Whilst prisons research is difficult and at times emotionally, physically and mentally challenging, it can also be compelling. Moreover, it allows a few members of society ‘in’ to observe, absorb and experience the inner-workings of these closed institutions. Such access is not without its costs, and there is a need to engage with some of the challenges of prison research and to confront the fact that, certainly in a Western punitive neo-liberal context ‘prison damages people’ (Behan, 2002), regardless of who they are and what they have done, be they prisoners, staff, families, local residents or even researchers, all of whom cope with the strains of prisons in different ways. Perhaps some (albeit limited and temporary) damage to the researcher is a necessary aspect of the research enterprise. It can serve as a means through which we can gain a new level of understanding of the harmfulness of prison environments. We contend that there needs to be spaces and opportunities for researchers to explore the hidden aspects of researcher experiences if we are to achieve a more complete picture of the pressures and strains of prison life.

Dr Jennifer Sloan is Postdoctoral Research Associate, School of Law, University of Sheffield and Dr Deborah H Drake is Lecturer in Criminology, The Open University

References

Behan, C. (2002), Transformative learning in a total institution, Unpublished MA Dissertation, National University of Ireland, Maynooth.

Crewe, B. (2009), The prisoner society: Power, adaptation, and social life in an English prison, Oxford, New York: Oxford University Press.

Davidson, J., Bondi, L. and Smith, M. (eds.) (2005), Emotional geographies, Aldershot: Ashgate.

Jewkes, Y. (2012), ‘Autoethnography and emotion as intellectual resources: Doing prison research differently’, Qualitative Inquiry, 18, (1), pp. 63-75.

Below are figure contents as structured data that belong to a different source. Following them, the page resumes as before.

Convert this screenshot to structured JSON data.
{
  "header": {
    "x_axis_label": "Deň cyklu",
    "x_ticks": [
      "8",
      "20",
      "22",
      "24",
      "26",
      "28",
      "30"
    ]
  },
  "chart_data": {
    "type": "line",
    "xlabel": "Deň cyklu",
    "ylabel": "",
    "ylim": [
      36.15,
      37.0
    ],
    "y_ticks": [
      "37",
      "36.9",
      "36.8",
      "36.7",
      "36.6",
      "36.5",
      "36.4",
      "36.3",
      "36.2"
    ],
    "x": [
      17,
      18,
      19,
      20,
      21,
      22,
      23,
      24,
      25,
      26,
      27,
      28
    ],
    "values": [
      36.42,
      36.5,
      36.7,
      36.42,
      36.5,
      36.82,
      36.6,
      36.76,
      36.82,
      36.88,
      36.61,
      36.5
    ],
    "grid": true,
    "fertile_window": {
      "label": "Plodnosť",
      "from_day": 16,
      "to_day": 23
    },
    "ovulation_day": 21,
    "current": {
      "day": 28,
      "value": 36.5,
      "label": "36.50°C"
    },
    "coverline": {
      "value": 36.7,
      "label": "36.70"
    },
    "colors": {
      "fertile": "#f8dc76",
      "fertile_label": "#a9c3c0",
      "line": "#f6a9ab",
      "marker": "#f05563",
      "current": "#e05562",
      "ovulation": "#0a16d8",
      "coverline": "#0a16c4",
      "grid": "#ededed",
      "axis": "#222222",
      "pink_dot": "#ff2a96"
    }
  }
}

Johnson, P., Duberley, J., Close, P. and Cassell, C. (1999), ‘Negotiating field roles in manufacturing management research: The need for reflexivity’, International Journal of Operations and Production Management, 19, (12), pp. 1234-1253.

Phillips, C. and Earle, R. (2010), ‘Reading difference differently? Identity, epistemology and prison ethnography’, British Journal of Criminology, 50, (2), pp. 360-378.

Yuen, F. (2011), ‘Embracing emotionality: Clothing my “naked truths”’, Critical Criminology, 19, pp. 75-88.